Leaving the United States to Become an F-1 Student (Recommend)
If you are not eligible to change your status in the United States or if you are currently in the United States for a purpose other than attending school and would like to become a student, you may also apply for an F-1 visa at a U.S. consulate abroad. You will need to do the following:
- Apply to and receive acceptance from MCCKC.
- Receive a new initial Form I-20 from your designated school official (DSO).
- Pay the I-901 SEVIS fee.
- Apply at a U.S. consulate or embassy for an F-1 visa to travel to the United States in order to seek admission as a student.
- If you are from a country where no visa is required, such as Canada, you may proceed directly to a U.S. port of entry or a U.S. pre-clearance/pre-flight inspection station and apply for admission to the United States as an F-1 student.
- Once admitted by an immigration officer in F-1 status, you may begin your studies.
For more information about consular processing, please visit the Department of State Travel page. For information about SEVP, please visit the ICE Student and Exchange Visitor Program page or the DHS Study in the States page.
Changing B1/B2 to F-1 in the United States
If your current B1/B2 expires more than 30 days before your F-1 program start date and you wish to remain in the U.S., you must “bridge the gap”. You will need to file a separate Form I-539 to request to extend your B1/B2, in addition to your other Form I-539 application to change to F-1 student status. If you do not file this separate request prior to the expiration of your B1/B2, USCIS will deny your Form I-539 request to change to F-1. You can check the USCIS processing times while your Form I-539 change of status request is pending.
- Your F-1 program start date may be deferred to the following semester because USCIS did not make a decision on your Form I-539 change of status application before your originally intended F-1 program start date.
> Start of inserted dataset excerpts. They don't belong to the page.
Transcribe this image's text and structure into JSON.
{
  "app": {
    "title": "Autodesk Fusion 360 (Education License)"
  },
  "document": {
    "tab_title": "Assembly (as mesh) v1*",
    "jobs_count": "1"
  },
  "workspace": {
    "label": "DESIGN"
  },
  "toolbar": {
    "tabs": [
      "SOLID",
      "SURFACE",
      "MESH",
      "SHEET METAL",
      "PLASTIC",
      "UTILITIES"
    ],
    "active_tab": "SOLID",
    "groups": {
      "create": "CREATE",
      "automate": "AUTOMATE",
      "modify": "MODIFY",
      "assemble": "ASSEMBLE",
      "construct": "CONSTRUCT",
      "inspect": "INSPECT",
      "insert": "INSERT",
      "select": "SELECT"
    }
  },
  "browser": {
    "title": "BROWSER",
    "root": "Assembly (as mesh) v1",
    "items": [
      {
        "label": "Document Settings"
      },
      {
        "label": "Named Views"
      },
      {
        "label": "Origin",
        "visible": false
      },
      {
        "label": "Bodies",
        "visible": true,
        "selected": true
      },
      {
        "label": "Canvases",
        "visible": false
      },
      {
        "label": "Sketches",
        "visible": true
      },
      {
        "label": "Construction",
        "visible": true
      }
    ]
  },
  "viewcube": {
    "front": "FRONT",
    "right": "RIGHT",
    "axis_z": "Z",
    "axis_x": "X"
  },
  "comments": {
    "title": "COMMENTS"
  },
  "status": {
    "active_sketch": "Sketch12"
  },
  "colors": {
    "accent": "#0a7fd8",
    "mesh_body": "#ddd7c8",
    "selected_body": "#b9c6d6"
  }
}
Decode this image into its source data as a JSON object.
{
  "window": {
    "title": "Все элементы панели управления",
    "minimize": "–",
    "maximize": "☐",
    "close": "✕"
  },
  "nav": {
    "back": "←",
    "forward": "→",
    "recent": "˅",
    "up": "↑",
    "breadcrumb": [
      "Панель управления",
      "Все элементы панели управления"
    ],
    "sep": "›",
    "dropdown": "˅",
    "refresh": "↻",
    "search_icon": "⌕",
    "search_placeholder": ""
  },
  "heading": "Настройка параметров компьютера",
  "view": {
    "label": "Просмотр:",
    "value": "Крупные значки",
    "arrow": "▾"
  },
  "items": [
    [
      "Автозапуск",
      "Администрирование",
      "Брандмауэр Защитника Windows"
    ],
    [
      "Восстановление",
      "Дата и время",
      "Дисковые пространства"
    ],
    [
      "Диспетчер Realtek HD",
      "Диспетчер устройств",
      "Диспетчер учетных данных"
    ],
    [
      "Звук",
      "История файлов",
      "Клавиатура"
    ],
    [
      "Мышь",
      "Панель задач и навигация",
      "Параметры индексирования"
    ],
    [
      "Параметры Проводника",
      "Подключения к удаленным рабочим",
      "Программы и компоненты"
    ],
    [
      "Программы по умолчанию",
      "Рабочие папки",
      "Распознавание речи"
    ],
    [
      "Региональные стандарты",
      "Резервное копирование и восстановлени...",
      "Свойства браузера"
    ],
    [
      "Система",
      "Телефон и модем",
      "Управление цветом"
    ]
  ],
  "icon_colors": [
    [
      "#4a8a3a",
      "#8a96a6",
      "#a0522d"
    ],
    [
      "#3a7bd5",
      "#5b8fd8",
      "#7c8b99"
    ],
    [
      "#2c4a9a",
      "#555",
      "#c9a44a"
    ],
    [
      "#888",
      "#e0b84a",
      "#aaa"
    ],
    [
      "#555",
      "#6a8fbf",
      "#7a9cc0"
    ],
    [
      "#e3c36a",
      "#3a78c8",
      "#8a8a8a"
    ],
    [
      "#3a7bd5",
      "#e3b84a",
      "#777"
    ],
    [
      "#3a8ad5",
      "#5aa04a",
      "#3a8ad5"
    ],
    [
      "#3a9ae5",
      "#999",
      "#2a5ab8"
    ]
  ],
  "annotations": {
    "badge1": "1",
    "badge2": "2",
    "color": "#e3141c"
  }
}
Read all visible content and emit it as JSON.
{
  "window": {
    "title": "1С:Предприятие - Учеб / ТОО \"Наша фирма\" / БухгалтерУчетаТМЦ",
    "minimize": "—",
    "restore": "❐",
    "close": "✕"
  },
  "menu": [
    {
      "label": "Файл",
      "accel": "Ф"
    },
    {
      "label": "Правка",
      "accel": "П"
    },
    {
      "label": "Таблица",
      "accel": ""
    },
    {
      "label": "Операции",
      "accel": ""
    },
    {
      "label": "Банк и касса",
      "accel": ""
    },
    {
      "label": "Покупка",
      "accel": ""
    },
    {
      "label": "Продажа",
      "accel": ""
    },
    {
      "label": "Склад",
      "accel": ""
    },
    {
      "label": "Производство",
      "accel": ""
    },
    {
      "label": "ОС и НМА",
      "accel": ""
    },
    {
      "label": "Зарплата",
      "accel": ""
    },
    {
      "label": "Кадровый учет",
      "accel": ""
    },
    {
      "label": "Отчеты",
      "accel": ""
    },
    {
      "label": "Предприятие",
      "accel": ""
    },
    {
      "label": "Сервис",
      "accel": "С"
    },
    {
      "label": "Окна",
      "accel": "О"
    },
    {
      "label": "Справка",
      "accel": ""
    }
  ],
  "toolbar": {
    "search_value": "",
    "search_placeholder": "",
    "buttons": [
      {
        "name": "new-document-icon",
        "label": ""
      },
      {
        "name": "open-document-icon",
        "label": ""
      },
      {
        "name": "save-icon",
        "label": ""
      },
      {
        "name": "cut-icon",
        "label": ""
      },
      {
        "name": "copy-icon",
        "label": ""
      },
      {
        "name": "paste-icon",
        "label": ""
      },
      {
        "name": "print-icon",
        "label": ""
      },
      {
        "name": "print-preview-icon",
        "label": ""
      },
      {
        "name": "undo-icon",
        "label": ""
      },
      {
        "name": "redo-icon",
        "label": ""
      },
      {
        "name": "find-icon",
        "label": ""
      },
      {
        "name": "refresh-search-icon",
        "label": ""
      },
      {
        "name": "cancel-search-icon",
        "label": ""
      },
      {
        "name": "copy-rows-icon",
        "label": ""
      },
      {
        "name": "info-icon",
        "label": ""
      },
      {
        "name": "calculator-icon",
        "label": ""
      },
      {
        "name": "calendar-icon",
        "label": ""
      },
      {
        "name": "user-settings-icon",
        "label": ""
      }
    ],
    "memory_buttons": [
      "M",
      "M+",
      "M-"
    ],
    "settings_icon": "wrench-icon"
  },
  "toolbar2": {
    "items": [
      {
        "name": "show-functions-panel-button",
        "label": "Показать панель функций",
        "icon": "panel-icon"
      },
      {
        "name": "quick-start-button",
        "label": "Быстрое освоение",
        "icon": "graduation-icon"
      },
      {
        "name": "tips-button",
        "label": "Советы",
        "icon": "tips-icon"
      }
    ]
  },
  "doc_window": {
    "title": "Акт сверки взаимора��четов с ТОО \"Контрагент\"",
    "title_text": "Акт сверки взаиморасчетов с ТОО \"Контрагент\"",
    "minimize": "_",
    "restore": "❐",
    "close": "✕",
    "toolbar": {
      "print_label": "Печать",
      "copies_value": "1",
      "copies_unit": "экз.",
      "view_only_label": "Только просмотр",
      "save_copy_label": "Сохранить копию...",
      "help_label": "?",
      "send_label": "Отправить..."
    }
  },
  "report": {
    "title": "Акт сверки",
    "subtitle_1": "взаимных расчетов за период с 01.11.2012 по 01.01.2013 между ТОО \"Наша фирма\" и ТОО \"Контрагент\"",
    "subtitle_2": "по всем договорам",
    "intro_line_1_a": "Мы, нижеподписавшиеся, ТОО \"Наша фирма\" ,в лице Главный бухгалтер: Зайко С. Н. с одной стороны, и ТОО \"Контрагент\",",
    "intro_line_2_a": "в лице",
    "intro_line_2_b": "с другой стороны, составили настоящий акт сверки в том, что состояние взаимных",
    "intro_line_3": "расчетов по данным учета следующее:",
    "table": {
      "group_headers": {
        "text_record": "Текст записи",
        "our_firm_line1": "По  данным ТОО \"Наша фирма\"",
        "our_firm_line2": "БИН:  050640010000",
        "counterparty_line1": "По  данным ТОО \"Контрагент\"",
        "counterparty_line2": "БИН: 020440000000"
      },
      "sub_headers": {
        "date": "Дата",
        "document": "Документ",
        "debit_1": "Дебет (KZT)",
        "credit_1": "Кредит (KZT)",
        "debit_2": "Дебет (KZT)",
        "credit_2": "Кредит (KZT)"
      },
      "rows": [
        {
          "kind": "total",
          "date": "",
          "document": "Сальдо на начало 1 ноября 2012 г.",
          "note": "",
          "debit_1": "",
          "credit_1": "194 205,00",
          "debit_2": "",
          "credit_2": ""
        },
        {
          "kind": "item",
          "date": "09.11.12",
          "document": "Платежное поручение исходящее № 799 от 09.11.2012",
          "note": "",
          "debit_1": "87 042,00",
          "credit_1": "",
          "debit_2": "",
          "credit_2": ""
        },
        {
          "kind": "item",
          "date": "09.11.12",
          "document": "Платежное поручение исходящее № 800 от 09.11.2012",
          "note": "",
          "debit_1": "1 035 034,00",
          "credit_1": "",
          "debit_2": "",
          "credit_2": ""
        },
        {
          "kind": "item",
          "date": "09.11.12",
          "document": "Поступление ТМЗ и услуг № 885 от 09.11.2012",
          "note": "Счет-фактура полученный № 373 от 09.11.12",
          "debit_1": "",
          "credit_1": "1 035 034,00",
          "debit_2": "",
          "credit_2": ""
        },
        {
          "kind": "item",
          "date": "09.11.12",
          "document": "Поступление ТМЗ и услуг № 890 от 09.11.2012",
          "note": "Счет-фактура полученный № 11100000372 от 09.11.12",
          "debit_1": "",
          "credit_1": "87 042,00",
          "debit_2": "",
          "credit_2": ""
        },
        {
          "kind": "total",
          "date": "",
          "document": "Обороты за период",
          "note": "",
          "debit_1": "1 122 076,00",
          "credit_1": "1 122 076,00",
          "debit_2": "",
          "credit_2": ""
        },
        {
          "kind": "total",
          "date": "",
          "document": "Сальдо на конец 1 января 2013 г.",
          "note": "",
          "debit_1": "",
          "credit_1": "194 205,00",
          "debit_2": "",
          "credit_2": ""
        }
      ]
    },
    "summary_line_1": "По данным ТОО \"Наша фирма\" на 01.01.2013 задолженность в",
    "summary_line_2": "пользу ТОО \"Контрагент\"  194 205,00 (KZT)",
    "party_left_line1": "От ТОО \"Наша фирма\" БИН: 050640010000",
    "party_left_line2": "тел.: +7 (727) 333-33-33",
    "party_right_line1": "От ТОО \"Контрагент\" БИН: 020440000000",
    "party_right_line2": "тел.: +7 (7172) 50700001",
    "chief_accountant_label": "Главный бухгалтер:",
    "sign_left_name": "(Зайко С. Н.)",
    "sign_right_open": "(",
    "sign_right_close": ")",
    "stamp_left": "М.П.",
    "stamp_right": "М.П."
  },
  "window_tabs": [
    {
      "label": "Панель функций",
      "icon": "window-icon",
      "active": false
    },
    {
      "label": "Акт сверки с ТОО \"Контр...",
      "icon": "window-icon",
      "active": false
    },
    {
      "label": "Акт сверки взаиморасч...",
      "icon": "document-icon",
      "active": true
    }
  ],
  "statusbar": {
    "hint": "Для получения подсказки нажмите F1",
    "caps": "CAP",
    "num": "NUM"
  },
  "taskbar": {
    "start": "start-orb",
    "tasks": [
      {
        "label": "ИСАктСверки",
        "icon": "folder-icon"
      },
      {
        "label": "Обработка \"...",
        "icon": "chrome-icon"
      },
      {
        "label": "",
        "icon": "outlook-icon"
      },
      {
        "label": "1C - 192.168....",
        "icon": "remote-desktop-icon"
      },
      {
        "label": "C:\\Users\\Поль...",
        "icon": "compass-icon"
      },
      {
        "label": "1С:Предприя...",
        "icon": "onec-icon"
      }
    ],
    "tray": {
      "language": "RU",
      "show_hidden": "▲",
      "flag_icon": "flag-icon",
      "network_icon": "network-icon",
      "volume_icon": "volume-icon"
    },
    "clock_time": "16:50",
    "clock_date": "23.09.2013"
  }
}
In that instance, you will need to maintain B1/B2 status all the way up to the date which is 30 days before your new program start date. If you had already filed an I-539 to bridge the gap, you may need to file another I-539 to bridge the new gap.
Because extending or changing nonimmigrant status to bridge the gap and changing to F-1 status are two distinct benefits, you must pay a separate filing fee for each request.